Entre la France et le Maghreb de façon générale, il existe une vieille histoire faite de sang et de suspicion en ce qui concerne particulièrement l’Algérie, mais aussi d’amour en ce qui concerne notamment le Maroc et la Tunisie. Ainsi, après une « visite personnelle » au Maroc, une visite « d’amitié et de travail » en Algérie, c’est au tour du pays de Habib Bourguiba de recevoir le locataire du palais de l’Elysée, le jeune Emmanuel Macron, en comparaison avec l’âge très avancé de celui qui le reçoit, c’est-à-dire Beji Caib Essebsi. Et dans la hiérarchie protocolaire des visites, celle qui a été réservée à la Tunisie est la plus élevée. En effet, depuis hier, mercredi 31 janvier 2018, Emmanuel Macron est en visite d’Etat dans ce pays. Et c’est la première du genre dans le monde arabe, depuis qu’il a succédé à François Hollande. Et l’on peut aisément imaginer les raisons pour lesquelles le pays de Habib Bourguiba est honoré de cette façon par le chef de l’ancienne puissance coloniale. La première raison est liée au fait qu’entre la France et la Tunisie, il existe des liens forts qui ont été portés sur les fonts baptismaux par le Général De Gaulle et le « combattant suprême », Habib Bourguiba. Et sous le long règne de ce dernier, la France et la Tunisie ont partagé pendant longtemps de grandes valeurs d’ouverture et de tolérance. Cette tradition a été poursuivie par le successeur de Bourguiba, Ben Ali. Aujourd’hui, Beji Caib Essebsi, bourguibiste jusqu’au bout des ongles, est dans la même logique.

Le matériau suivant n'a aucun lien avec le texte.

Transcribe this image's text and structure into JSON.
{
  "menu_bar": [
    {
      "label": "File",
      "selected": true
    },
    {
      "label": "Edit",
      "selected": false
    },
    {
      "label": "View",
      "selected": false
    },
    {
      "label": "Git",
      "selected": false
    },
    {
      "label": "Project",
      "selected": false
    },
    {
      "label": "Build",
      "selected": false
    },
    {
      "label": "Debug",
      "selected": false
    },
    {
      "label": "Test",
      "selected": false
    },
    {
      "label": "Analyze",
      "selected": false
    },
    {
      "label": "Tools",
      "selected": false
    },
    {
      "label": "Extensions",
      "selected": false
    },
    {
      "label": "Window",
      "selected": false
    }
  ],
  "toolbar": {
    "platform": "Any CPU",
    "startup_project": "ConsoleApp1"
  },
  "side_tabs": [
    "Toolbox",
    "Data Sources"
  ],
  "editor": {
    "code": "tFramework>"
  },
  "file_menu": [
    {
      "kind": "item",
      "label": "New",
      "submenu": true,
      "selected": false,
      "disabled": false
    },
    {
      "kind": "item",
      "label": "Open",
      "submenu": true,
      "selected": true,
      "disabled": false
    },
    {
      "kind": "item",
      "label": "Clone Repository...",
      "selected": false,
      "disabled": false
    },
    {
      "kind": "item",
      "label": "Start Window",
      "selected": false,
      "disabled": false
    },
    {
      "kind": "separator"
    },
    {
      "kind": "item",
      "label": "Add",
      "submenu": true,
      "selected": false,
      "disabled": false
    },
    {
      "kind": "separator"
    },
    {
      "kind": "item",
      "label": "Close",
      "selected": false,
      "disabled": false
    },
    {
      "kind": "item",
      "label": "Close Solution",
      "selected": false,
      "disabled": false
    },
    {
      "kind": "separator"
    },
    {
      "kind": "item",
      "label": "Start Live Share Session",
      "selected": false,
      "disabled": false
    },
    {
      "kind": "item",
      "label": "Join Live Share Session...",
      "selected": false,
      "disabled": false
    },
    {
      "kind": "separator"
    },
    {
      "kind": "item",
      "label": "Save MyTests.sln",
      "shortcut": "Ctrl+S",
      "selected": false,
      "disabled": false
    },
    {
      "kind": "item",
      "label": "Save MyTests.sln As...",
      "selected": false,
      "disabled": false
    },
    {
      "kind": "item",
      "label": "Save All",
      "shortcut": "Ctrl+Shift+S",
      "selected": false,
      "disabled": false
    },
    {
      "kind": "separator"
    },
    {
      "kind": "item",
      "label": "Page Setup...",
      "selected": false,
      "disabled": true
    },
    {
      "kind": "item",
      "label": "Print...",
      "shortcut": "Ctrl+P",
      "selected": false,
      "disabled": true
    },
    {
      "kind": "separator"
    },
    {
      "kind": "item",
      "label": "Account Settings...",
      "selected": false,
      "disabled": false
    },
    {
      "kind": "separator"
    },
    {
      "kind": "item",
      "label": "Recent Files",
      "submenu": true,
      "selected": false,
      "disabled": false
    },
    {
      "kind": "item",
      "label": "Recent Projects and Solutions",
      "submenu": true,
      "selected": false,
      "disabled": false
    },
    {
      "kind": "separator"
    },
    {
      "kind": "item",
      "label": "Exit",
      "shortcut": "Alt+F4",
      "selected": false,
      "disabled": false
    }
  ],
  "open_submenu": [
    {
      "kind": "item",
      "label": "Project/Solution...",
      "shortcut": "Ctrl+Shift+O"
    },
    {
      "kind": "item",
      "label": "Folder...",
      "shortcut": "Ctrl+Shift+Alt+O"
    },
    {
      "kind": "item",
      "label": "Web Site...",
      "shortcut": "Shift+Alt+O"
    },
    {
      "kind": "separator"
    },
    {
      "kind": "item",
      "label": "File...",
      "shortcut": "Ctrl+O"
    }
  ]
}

La Tunisie est loin d’être un cancre en matière de démocratie

Bref, la Tunisie est, avec le Maroc, les deux pays les plus proches de nos ancêtres les Gaulois dans le monde arabe. Et dans un environnement marqué par l’extrémisme religieux   et la diabolisation de la culture occidentale en général, et la culture française en particulier, la Tunisie apparaît comme un îlot précieux d’ouverture et de dialogue de cultures dont la France aurait intérêt dans la préservation et la consolidation. Pour la petite histoire, il faut retenir que Habib Bourguiba a été, avec le Sénégalais Léopold Sédar Senghor et le Nigérien Hamani Diori, le seul président arabe à avoir posé les jalons de la Francophonie. Et à l’origine, cette initiative avait pour vocation principale de chanter la beauté de la langue de Molière. La Tunisie, plus de 50 ans après et malgré les vicissitudes qu’elle a connues, n’a pas totalement tourné le dos à cette philosophie, contrairement à son grand voisin, l’Algérie. La deuxième raison pour laquelle la Tunisie a droit, peut-on dire, à ce traitement de valeur de la part de la France est liée au fait que le pays est loin d’être un cancre en matière de démocratie. En effet, le pays de Habib Bourguiba, de l’avis de bien des observateurs, est l’une des rares éclaircies démocratiques dans le monde arabe. Pour l’Elysée, c’est « la seule expérience de transition démocratique réussie après le printemps arabe». Cette performance, pour ne pas dire ce miracle démocratique, vaut bien une visite d’Etat du chef de la « patrie des droits de l’Homme ». Et dans le discours que le numéro 1 des Français doit prononcer aujourd’hui devant le haut lieu de la démocratie tunisienne, c’est-à-dire le parlement, nul doute qu’il ne manquera pas de tresser des lauriers à la démocratie tunisienne.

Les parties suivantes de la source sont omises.